Especially for the unbanked
MANILA, Philippines — The credit perception of the unbanked segment of Filipinos has deteriorated as they struggle the most in their financial situations, highlighting the need to expand financial inclusion across the population.
TransUnion Philippines launched yesterday the Credit Perception Index (CPI) 2024 for the country that looked into how Filipinos see credit across multiple dimensions.
As such, the CPI showed a widening gap between the unbanked segment and the general population, especially in terms of credit knowledge.
For 2024, the CPI of the unbanked stood at 39 out of 100, significantly lower than the 53 last year, reflecting a further deterioration of credit perception and knowledge.

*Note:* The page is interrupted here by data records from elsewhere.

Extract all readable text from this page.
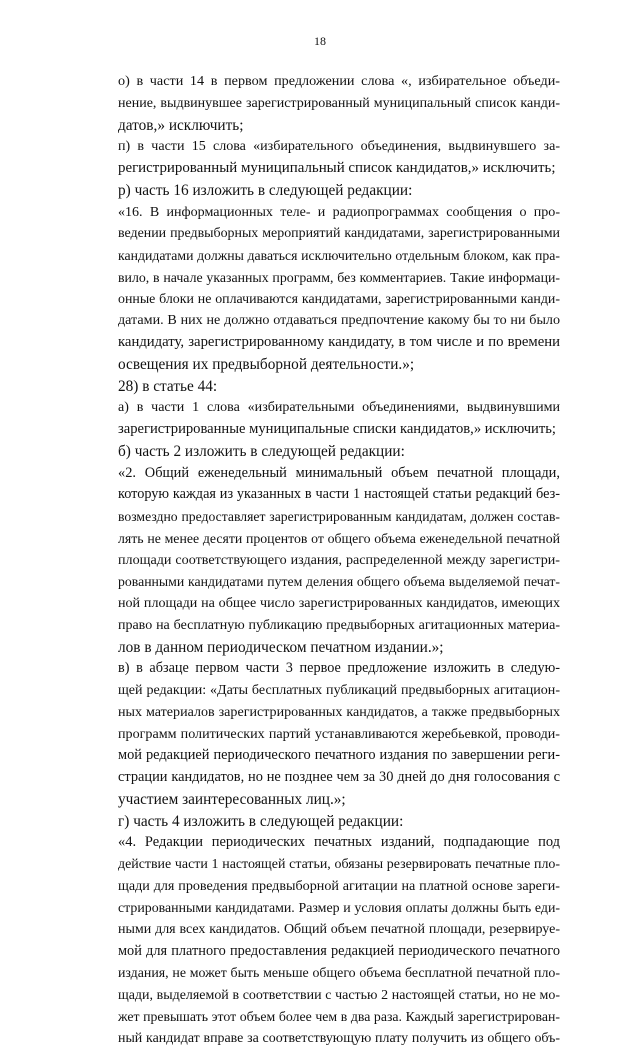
18
о) в части 14 в первом предложении слова «, избирательное объеди-
нение, выдвинувшее зарегистрированный муниципальный список канди-
датов,» исключить;
п) в части 15 слова «избирательного объединения, выдвинувшего за-
регистрированный муниципальный список кандидатов,» исключить;
р) часть 16 изложить в следующей редакции:
«16. В информационных теле- и радиопрограммах сообщения о про-
ведении предвыборных мероприятий кандидатами, зарегистрированными
кандидатами должны даваться исключительно отдельным блоком, как пра-
вило, в начале указанных программ, без комментариев. Такие информаци-
онные блоки не оплачиваются кандидатами, зарегистрированными канди-
датами. В них не должно отдаваться предпочтение какому бы то ни было
кандидату, зарегистрированному кандидату, в том числе и по времени
освещения их предвыборной деятельности.»;
28) в статье 44:
а) в части 1 слова «избирательными объединениями, выдвинувшими
зарегистрированные муниципальные списки кандидатов,» исключить;
б) часть 2 изложить в следующей редакции:
«2. Общий еженедельный минимальный объем печатной площади,
которую каждая из указанных в части 1 настоящей статьи редакций без-
возмездно предоставляет зарегистрированным кандидатам, должен состав-
лять не менее десяти процентов от общего объема еженедельной печатной
площади соответствующего издания, распределенной между зарегистри-
рованными кандидатами путем деления общего объема выделяемой печат-
ной площади на общее число зарегистрированных кандидатов, имеющих
право на бесплатную публикацию предвыборных агитационных материа-
лов в данном периодическом печатном издании.»;
в) в абзаце первом части 3 первое предложение изложить в следую-
щей редакции: «Даты бесплатных публикаций предвыборных агитацион-
ных материалов зарегистрированных кандидатов, а также предвыборных
программ политических партий устанавливаются жеребьевкой, проводи-
мой редакцией периодического печатного издания по завершении реги-
страции кандидатов, но не позднее чем за 30 дней до дня голосования с
участием заинтересованных лиц.»;
г) часть 4 изложить в следующей редакции:
«4. Редакции периодических печатных изданий, подпадающие под
действие части 1 настоящей статьи, обязаны резервировать печатные пло-
щади для проведения предвыборной агитации на платной основе зареги-
стрированными кандидатами. Размер и условия оплаты должны быть еди-
ными для всех кандидатов. Общий объем печатной площади, резервируе-
мой для платного предоставления редакцией периодического печатного
издания, не может быть меньше общего объема бесплатной печатной пло-
щади, выделяемой в соответствии с частью 2 настоящей статьи, но не мо-
жет превышать этот объем более чем в два раза. Каждый зарегистрирован-
ный кандидат вправе за соответствующую плату получить из общего объ-
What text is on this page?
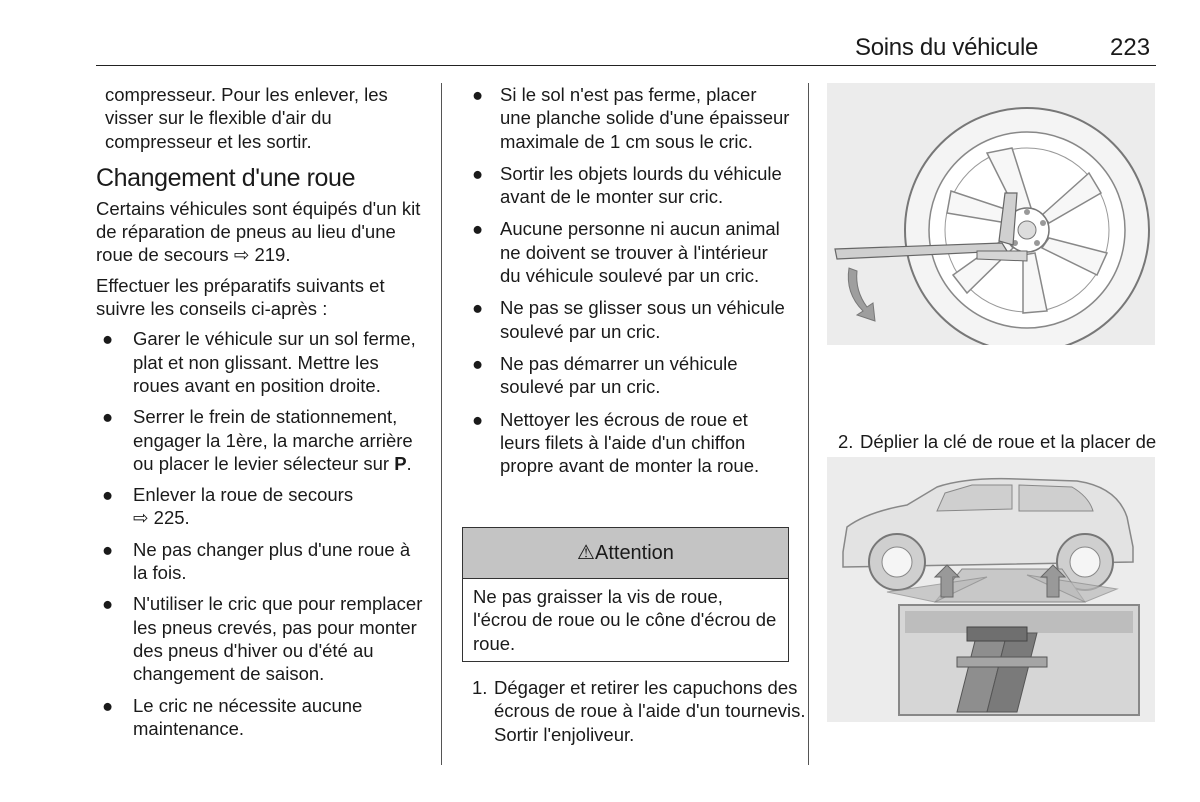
Soins du véhicule	223

compresseur. Pour les enlever, les visser sur le flexible d'air du compresseur et les sortir.

Changement d'une roue

Certains véhicules sont équipés d'un kit de réparation de pneus au lieu d'une roue de secours ⇨ 219.

Effectuer les préparatifs suivants et suivre les conseils ci-après :

● Garer le véhicule sur un sol ferme, plat et non glissant. Mettre les roues avant en position droite.
● Serrer le frein de stationnement, engager la 1ère, la marche arrière ou placer le levier sélecteur sur P.
● Enlever la roue de secours
⇨ 225.
● Ne pas changer plus d'une roue à la fois.
● N'utiliser le cric que pour remplacer les pneus crevés, pas pour monter des pneus d'hiver ou d'été au changement de saison.
● Le cric ne nécessite aucune maintenance.
● Si le sol n'est pas ferme, placer une planche solide d'une épaisseur maximale de 1 cm sous le cric.
● Sortir les objets lourds du véhicule avant de le monter sur cric.
● Aucune personne ni aucun animal ne doivent se trouver à l'intérieur du véhicule soulevé par un cric.
● Ne pas se glisser sous un véhicule soulevé par un cric.
● Ne pas démarrer un véhicule soulevé par un cric.
● Nettoyer les écrous de roue et leurs filets à l'aide d'un chiffon propre avant de monter la roue.
⚠Attention
Ne pas graisser la vis de roue, l'écrou de roue ou le cône d'écrou de roue.
1. Dégager et retirer les capuchons des écrous de roue à l'aide d'un tournevis. Sortir l'enjoliveur.
2. Déplier la clé de roue et la placer de
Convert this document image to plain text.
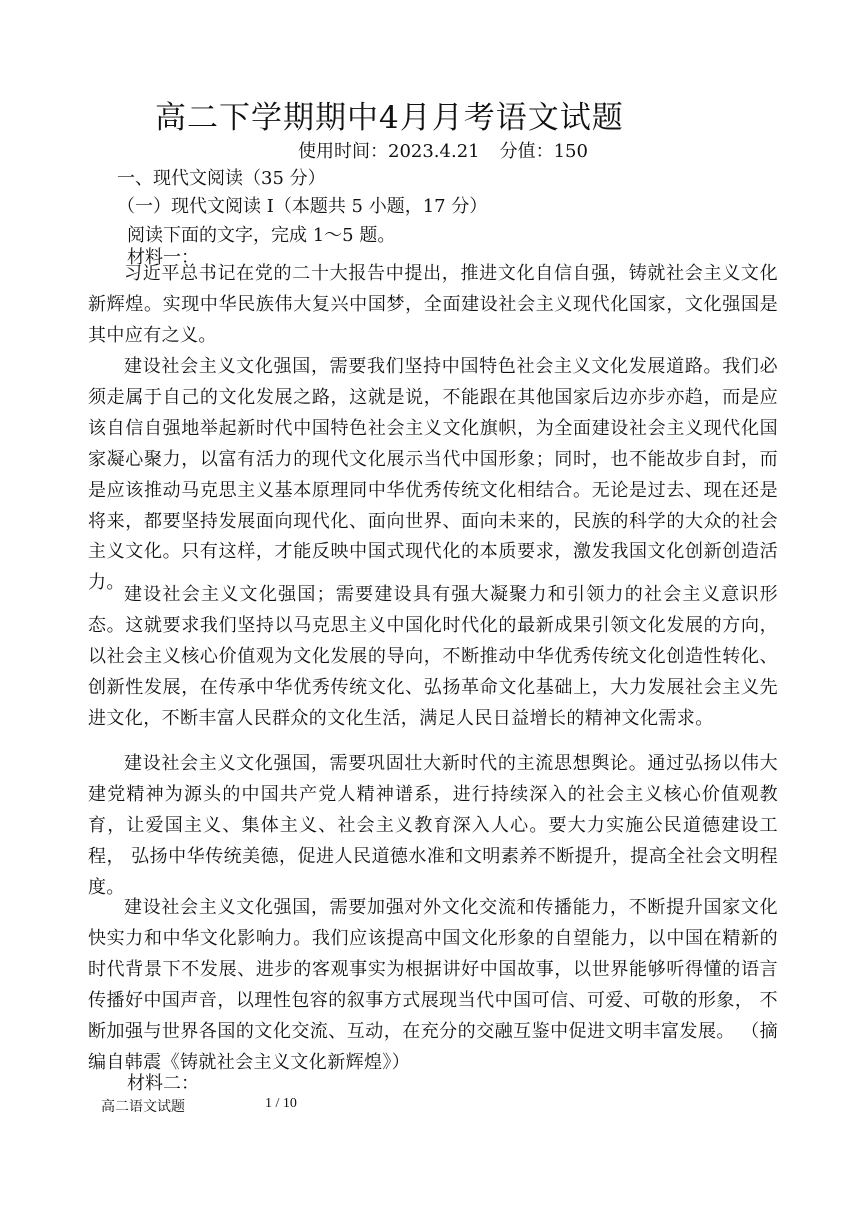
高二下学期期中4月月考语文试题
使用时间：2023.4.21 分值：150
一、现代文阅读（35 分）
（一）现代文阅读 I（本题共 5 小题，17 分）
阅读下面的文字，完成 1～5 题。
材料一：

习近平总书记在党的二十大报告中提出，推进文化自信自强，铸就社会主义文化新辉煌。实现中华民族伟大复兴中国梦，全面建设社会主义现代化国家，文化强国是其中应有之义。

建设社会主义文化强国，需要我们坚持中国特色社会主义文化发展道路。我们必须走属于自己的文化发展之路，这就是说，不能跟在其他国家后边亦步亦趋，而是应该自信自强地举起新时代中国特色社会主义文化旗帜，为全面建设社会主义现代化国家凝心聚力，以富有活力的现代文化展示当代中国形象；同时，也不能故步自封，而是应该推动马克思主义基本原理同中华优秀传统文化相结合。无论是过去、现在还是将来，都要坚持发展面向现代化、面向世界、面向未来的，民族的科学的大众的社会主义文化。只有这样，才能反映中国式现代化的本质要求，激发我国文化创新创造活力。

建设社会主义文化强国；需要建设具有强大凝聚力和引领力的社会主义意识形态。这就要求我们坚持以马克思主义中国化时代化的最新成果引领文化发展的方向， 以社会主义核心价值观为文化发展的导向，不断推动中华优秀传统文化创造性转化、创新性发展，在传承中华优秀传统文化、弘扬革命文化基础上，大力发展社会主义先进文化，不断丰富人民群众的文化生活，满足人民日益增长的精神文化需求。

建设社会主义文化强国，需要巩固壮大新时代的主流思想舆论。通过弘扬以伟大建党精神为源头的中国共产党人精神谱系，进行持续深入的社会主义核心价值观教育，让爱国主义、集体主义、社会主义教育深入人心。要大力实施公民道德建设工程， 弘扬中华传统美德，促进人民道德水准和文明素养不断提升，提高全社会文明程度。

建设社会主义文化强国，需要加强对外文化交流和传播能力，不断提升国家文化快实力和中华文化影响力。我们应该提高中国文化形象的自望能力，以中国在精新的时代背景下不发展、进步的客观事实为根据讲好中国故事，以世界能够听得懂的语言传播好中国声音，以理性包容的叙事方式展现当代中国可信、可爱、可敬的形象， 不断加强与世界各国的文化交流、互动，在充分的交融互鉴中促进文明丰富发展。 （摘编自韩震《铸就社会主义文化新辉煌》）

材料二：
高二语文试题	1 / 10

TransUnion Asia-Pacific principal of research and consulting Weihan Sun said bank loans of most of the unbanked Filipinos were declined due to insufficient documentation, no proof of income and lack of credit history.
“When you go to a bank or a money lender and get declined again and again, this puts a very negative connotation on credit,” Sun said.
“There still remains a population of consumers who are not getting access to credit. Continued efforts are needed to further expand access and services to unbanked Filipinos, enabling them to realize the benefits of being financially included,” he said.
The CPI for the unbanked is much lower than the index for the general population, which improved to 69 out of 100 from last year’s level of 65, reflecting better knowledge, trust and favorability in credit products among Filipinos.
The disparity between the unbanked and the general population was also bigger this year at 16 percent from just 11 percent in 2023.
Sun emphasized that another reason for the drop of CPI among the unbanked population is that one-fifth of them still do not own any formal financial banking products.
Unbanked Filipinos are likewise struggling the most with the current financial situation, often finding themselves with limited money at the end of the month and having limited ability to splurge on non-essential products and services.
TransUnion said fewer Filipinos are optimistic that their financial situations would improve next year at 84 percent, down six percentage points from 2023.
The study also reflected decreases in the number of Filipinos who expect their household income to increase next year and among those who can easily afford their daily necessities.
Nonetheless, the CPI revealed that 70 percent of Filipinos have a general understanding of the concept of credit, particularly on installment payments, credit cards and buy-now, pay-later services.
While Filipinos are less optimistic about their financial situation, they are still eager to use diverse financial tools and are willing to learn and access financial products to improve their wellbeing.